Album Review : Kanye West - Ye (2018)

Listen to Ye here

Kanye West had a rough year. After having a quite mediatized meltdown during a show in late 2016, he was institutionalized and subsequently disappeared from the public eye. He was ridiculed for taking weight when a photo of him emerged, despite it being a rare snapshot of him smiling. It didn't go much better when he announce his comeback on Twitter, six weeks ago or so. Kanye antagonized the media and previously loyal fans by making disconnected and incendiary political comments about Donald Trump and slavery. So, a lot was riding on his new album Ye being good (and mildly explicative of what's going on) in order to save his legacy.
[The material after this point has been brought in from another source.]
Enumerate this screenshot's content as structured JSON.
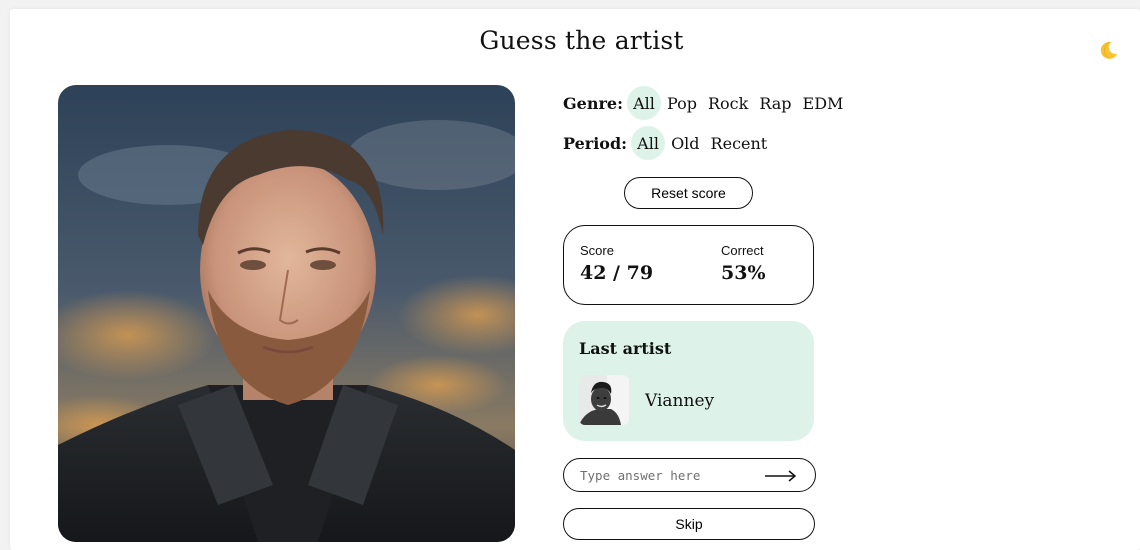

And Kanye West did it again. Ye is not good, it's great and it gives us an earnest portrait of what's going on inside his head.

What's going on is that....well, Kanye West is bipolar, like he wrote on the album cover. And Ye's an album about his struggle with that condition. How it affects his family and artistic endeavors. On the opener I Thought About Killing  You, Kanye delivers a violent and disturbing monologue to an unspecified person that might be himself, his wife Kim Kardashian or even you on a loop of creepy angelic harmonies. It gradually evolves into a more conventional song where he raps about moments of great emotional distress. It's bare, off-putting and masterfully controlled, like he's remembering someone else's experience. 

Then, he turns it up a notch on Yikes, which is the most conventional rap banger on Ye and perhaps one of the darkest songs he's even written. His lyrics range from his trademark histrionic double entendres, to thoughts of him scaring himself, not recognizing his wife and being trapped in a hospital. Another dark highlight on Ye is Ghost Town, which openly talks about self-harm and the dangers associated with the manic invincibility feeling that comes with his condition. The song has a gorgeous, multilayered beat with soul samples, piano and twanging guitars that represents everything that's good about Kanye West's music. Songs like Ghost Town remind you it's Kanye that broke the mold of how to make hip-hop.

What makes Ye such a unique and interesting album is how raw and unguarded it is. On the song Wouldn't Leave, he addresses the TMZ slavery comments and what seems to be a subsequent panic attack by Kim Kardashian. He offered her to leave at that moment and she chose not to. So, Wouldn't Leave is a "thank you" song, I guess? From a Kanye that's used to abandonment and can't believe someone would put up with his shit, let alone his wife. Family is another theme that's important on Ye. It's on No Mistakes and Violent Crimes, Kanye West is visibly proud of what he built with Kim Kardashian and such a bare and honest testimony really confronts whatever shitty opinion people can have about them.

Although he can be irresponsible and infuriating sometimes, we need to appreciate Kanye West a little better. He is one of our last true mainstream subversive artists, who doesn't necessarily cares about pleasing you. The music he makes is the music he makes and it's up to you to give it a meaning for yourself. It doesn't have any corporate label strings attached to it. Ye is as short, simple and earnest as Kanye West's ever been in his career. It's an attempt at finding balance between the extremes that defined him all these years, but almost destroyed him. There's a lot to like about it and a lot to come back to.